Not much is known about Mr Liang, who graduated from Zhejiang University with degrees in electronic information engineering and computer science. But he now finds himself in the international spotlight.
He was recently seen at a meeting hosted by China's premier Li Qiang, reflecting DeepSeek's growing prominence in the AI industry.
Unlike many American AI entrepreneurs who are from Silicon Valley, Mr Liang also has a background in finance.
He is the CEO of a hedge fund called High-Flyer, which uses AI to analyse financial data to make investment decisions - what is called quantitative trading.
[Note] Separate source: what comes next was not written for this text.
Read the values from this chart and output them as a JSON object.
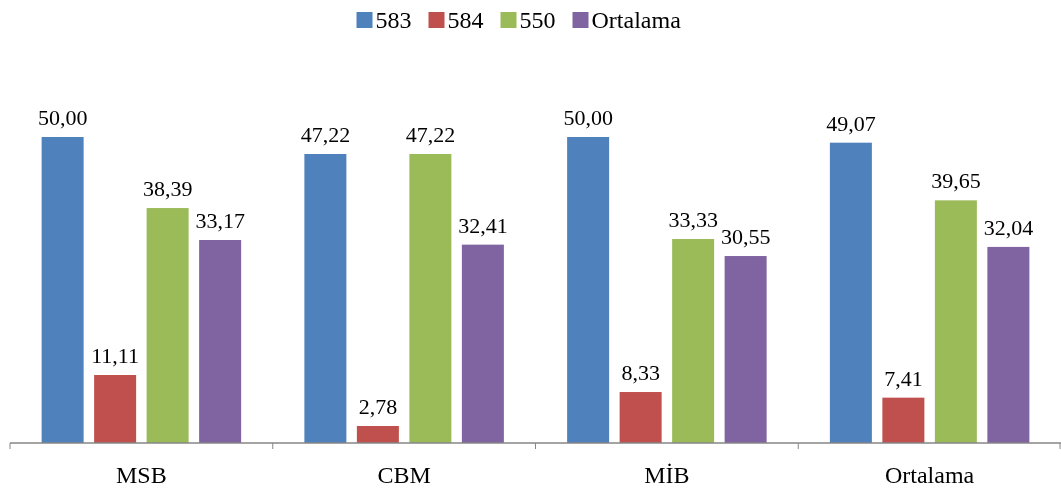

In 2019 High-Flyer became the first quant hedge fund in China to raise over 100 billion yuan ($13m).
In a speech he gave that year, Liang said, "If the US can develop its quantitative trading sector, why not China?"
In a rare interview last year, he said China's AI sector "cannot remain a follower forever" of US AI development.
Asked why DeepSeek's model surprised so many in Silicon Valley, Liang said: "Their surprise stems from seeing a Chinese company join their game as an innovator, not just a follower - which is what most Chinese firms are accustomed to."
But it has drawn scrutiny from global leaders.
Australia has banned DeepSeek on government devices and systems, saying it poses a national security risk.
Several data protection authorities around the world have also asked DeepSeek to clarify how it handles personal information - which it stores on China-based servers.
Italy blocked DeepSeek's app on 30 January and ordered the company to stop processing the personal information of its citizens over data protection concerns.